Space and Time – The Possibilities of Sound

“The canvas that you are using is time”

As Kyla Brettle paced in front of the projector and my mind was suffocating in the overheated lecture room these words brought me back to consciousness. The concept piqued my interest and so I brought myself forward in my chair, attempting to reengage with the lecture whilst fanning my face in a fruitless attempt to attempt to circulate the stale air.

In sound, she claimed, “you get to create a space”; unlike film your narrative is frameless and your information is separated, not by cuts, but by time. I hadn’t thought about podcasts and radio broadcasts this way, but I drew my torpid mind back to the reading and begun the process of combining what I knew about music with what I knew about radio. I understood both were purely sonic mediums, but I honestly never conceptualised that they would both fall under the same production concepts. I never thought about creating a podcast in the same way one might compose a song.

As a child who went through piano lessons I am familiar with time signatures in music but I never grasped the true virtue of understanding time and rhythm until much later when I took to classical music to help me sleep. I found that sound could wash over me like waves and was perplexed by the fact that different compositions of the same song could completely change the way I interacted with it. It was like travelling across the coastline. It was the same sand, the same sea, but the waves were different; they’d push and pull at different times and with different intensities. Some could pull you under and others would simply crash against you.

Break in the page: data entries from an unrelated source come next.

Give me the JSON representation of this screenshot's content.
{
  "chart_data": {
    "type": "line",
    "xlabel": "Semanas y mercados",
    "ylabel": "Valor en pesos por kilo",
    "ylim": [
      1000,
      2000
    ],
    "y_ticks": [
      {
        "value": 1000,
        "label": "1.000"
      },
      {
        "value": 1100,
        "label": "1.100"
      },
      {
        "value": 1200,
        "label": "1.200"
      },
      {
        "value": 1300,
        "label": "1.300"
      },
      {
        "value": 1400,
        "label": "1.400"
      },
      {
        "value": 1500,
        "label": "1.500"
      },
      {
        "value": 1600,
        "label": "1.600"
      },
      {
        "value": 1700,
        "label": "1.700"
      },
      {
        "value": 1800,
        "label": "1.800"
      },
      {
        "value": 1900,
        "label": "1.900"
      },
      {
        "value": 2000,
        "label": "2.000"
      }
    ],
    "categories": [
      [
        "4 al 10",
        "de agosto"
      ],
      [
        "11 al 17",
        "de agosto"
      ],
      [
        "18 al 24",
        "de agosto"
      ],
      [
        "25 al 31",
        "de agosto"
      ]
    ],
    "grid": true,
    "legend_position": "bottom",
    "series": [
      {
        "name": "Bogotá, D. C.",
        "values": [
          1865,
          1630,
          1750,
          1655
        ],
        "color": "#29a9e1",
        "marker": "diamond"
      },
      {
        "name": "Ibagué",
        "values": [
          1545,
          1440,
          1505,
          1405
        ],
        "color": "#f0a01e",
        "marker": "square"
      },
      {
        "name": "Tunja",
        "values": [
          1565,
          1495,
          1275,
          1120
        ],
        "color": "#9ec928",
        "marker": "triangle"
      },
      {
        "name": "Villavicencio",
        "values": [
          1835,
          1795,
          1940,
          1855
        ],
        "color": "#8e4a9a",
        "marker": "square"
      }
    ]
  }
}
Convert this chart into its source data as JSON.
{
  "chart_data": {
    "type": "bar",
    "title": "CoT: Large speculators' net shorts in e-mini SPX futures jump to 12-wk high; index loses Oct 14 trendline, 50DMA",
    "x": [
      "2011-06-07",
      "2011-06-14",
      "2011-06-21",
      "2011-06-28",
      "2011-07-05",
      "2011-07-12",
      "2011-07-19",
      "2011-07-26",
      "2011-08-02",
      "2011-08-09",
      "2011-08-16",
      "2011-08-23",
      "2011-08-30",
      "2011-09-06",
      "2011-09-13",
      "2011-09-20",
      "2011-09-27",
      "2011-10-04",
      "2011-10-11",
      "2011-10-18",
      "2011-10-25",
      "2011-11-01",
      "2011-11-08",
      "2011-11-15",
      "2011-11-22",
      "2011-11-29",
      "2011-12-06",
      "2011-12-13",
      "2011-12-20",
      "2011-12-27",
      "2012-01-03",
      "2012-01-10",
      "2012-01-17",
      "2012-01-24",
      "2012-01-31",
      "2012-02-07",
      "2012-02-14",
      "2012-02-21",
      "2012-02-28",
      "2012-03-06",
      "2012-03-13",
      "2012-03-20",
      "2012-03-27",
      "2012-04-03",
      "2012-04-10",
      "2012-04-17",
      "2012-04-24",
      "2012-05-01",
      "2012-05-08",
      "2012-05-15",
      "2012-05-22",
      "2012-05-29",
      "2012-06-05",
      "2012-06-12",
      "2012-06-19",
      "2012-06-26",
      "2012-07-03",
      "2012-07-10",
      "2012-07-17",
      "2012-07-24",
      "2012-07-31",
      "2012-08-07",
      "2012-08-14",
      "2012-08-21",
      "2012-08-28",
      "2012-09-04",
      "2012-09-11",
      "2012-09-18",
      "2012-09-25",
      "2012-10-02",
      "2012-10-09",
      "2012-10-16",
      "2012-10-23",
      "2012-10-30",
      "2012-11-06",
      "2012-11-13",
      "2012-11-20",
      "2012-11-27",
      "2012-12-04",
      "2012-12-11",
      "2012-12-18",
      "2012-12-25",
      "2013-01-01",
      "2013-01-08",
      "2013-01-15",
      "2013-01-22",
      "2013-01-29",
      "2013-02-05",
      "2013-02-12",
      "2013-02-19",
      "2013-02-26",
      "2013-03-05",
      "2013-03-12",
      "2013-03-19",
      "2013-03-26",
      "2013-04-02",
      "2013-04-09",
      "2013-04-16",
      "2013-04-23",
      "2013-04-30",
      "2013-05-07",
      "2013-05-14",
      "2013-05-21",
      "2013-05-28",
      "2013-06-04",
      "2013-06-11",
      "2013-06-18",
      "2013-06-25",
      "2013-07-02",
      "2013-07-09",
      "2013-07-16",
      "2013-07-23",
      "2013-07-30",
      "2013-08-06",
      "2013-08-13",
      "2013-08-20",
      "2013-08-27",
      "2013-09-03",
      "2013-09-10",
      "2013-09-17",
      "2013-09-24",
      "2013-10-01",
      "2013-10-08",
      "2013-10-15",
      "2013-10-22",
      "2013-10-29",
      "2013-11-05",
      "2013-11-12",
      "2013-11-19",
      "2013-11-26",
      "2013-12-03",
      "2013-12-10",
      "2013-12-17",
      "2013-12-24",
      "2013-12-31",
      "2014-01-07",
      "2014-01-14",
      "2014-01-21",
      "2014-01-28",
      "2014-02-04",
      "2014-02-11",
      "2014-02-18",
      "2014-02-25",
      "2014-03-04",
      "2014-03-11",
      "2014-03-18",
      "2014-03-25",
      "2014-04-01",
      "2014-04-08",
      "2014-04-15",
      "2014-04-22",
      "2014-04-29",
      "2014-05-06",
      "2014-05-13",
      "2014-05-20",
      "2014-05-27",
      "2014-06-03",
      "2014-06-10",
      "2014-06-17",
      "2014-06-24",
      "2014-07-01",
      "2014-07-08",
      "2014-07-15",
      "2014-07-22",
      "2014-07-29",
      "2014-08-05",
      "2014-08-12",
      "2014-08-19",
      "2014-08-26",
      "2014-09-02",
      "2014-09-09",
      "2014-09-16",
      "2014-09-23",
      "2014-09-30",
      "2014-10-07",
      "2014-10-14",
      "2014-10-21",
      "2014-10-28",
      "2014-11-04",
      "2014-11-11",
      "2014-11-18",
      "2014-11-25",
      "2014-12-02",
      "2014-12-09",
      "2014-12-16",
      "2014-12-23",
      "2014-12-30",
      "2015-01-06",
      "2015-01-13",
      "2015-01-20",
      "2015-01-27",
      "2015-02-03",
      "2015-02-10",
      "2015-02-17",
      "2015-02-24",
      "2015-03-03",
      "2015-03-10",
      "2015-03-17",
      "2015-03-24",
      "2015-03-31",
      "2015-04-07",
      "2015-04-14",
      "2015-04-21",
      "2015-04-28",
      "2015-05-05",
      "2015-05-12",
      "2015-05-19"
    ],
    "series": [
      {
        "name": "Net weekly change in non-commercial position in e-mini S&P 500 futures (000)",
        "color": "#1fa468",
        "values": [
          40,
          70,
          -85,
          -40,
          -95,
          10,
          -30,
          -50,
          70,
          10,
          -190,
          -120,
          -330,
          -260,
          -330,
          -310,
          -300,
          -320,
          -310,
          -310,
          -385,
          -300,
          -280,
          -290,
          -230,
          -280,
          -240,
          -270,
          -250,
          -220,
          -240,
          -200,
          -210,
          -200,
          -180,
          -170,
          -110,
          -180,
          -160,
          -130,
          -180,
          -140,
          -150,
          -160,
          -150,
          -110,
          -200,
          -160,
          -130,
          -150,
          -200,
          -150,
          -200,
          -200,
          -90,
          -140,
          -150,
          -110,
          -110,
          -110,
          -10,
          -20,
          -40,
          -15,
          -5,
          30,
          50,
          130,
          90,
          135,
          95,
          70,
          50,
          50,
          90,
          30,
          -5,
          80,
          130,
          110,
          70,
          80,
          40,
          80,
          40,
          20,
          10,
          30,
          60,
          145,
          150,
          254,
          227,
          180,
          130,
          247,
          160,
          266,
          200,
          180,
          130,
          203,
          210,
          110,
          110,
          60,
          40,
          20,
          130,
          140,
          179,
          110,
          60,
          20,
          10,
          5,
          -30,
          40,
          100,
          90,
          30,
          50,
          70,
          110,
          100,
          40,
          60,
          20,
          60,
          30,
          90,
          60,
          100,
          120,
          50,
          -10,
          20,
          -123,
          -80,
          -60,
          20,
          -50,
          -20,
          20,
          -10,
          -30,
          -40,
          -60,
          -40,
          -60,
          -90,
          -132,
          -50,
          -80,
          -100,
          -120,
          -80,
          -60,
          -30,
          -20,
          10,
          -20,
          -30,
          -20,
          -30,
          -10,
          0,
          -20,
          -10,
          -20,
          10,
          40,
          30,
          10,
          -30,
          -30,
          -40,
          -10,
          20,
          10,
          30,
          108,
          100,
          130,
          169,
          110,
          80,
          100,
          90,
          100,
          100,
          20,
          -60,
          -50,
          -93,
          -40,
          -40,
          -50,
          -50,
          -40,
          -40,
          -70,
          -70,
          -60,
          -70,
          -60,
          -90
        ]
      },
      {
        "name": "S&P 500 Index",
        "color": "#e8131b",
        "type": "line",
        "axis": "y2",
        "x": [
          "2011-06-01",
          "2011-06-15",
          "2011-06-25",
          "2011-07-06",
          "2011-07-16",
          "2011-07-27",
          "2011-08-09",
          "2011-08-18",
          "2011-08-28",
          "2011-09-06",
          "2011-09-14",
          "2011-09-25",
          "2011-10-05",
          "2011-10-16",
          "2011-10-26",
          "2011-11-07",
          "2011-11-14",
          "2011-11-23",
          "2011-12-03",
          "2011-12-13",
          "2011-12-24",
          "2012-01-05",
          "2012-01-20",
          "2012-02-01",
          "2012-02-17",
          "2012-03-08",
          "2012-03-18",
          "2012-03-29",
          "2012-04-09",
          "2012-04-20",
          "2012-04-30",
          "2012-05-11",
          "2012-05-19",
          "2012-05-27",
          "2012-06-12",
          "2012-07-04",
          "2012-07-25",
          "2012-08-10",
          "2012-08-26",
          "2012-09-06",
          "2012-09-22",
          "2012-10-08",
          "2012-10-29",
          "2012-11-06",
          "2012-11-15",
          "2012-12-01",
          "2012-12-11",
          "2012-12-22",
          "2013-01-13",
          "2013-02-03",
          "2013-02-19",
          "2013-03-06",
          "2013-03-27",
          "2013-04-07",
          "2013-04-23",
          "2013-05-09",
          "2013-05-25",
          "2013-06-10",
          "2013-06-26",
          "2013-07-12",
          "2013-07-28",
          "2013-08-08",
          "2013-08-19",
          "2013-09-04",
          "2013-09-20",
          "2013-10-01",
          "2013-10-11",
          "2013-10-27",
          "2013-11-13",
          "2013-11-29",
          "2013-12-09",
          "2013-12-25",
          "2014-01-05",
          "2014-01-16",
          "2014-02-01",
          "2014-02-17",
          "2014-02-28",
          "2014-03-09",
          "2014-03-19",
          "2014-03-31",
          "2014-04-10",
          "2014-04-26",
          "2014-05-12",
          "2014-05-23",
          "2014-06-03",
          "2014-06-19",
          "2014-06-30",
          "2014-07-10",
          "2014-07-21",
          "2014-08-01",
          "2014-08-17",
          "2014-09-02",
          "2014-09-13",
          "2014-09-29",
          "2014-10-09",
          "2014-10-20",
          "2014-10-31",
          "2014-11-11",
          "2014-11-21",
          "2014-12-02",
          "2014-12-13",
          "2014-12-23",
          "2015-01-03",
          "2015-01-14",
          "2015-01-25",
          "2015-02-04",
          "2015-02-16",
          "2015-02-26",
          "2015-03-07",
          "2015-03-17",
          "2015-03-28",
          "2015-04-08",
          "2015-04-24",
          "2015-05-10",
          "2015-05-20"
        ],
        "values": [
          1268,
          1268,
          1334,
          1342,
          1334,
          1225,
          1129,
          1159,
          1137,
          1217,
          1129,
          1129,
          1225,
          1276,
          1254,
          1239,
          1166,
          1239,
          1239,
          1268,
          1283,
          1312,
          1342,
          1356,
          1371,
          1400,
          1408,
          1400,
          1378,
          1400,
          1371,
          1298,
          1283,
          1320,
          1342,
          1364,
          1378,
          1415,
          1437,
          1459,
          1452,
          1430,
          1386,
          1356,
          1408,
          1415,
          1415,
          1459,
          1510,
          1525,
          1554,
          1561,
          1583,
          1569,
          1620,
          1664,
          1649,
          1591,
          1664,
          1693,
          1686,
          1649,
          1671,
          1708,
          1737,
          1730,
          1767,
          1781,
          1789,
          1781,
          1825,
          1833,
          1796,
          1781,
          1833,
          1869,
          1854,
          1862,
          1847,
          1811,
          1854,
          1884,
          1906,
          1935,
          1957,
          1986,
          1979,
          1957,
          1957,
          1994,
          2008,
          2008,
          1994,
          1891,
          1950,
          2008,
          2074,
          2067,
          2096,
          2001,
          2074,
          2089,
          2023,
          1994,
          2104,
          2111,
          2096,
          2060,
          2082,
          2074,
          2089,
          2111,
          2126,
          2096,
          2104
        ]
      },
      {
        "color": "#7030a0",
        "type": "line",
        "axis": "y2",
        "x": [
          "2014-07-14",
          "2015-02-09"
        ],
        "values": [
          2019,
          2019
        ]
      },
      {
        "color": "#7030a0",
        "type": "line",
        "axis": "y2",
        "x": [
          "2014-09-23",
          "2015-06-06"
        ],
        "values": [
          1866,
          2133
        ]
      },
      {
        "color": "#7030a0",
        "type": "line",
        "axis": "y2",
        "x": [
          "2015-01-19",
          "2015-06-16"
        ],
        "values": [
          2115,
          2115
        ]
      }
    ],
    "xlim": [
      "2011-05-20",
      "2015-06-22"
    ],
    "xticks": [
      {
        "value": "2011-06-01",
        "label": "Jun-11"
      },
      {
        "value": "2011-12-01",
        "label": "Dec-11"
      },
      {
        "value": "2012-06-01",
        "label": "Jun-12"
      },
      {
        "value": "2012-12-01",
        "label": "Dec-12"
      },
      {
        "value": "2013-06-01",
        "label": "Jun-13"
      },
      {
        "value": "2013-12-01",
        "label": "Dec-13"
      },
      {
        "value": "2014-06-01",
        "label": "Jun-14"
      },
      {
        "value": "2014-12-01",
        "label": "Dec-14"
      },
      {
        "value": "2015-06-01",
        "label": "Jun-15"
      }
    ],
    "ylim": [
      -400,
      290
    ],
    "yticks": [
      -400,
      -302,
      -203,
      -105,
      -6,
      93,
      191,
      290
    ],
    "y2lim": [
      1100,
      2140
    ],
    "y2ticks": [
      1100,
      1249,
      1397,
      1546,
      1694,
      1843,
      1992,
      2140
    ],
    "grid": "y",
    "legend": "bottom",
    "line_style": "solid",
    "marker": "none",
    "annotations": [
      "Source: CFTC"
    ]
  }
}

A long time favourite of mine when it comes to classical music is Nocturne by Debussy but I have found that the climax was completely reliant on whose fingers were on the keys; the melody was utterly subservient to the rhythm of the pianist. I tried to relate this notion to podcasts, and narratives that existed outside of music, and found myself intrigued.

Filmic narratives must fit within the boundaries of the lens and the rhythm and pace of the story is dictated by editing. Sound has no such visual queues or limitations. Information finds you, seemingly out of the abyss, and it impact relies on how and when the two of you come into contact. This notion opened my mind to the depth of possibility within soundscapes. As someone who relies on visuals to conceptualise narratives this was the first time I found myself truely able to conceptualise sound as a medium. The idea of a sonic canvas made me understand that for our oncoming assignment I would not be turning a visual narrative into an auditory one. Instead I would be creating a narrative whose existence was determined by the medium itself… After all, I am facing an entirely new canvas and my narrative must not migrate, but be born there.

My narrative must not be born in space, but in time.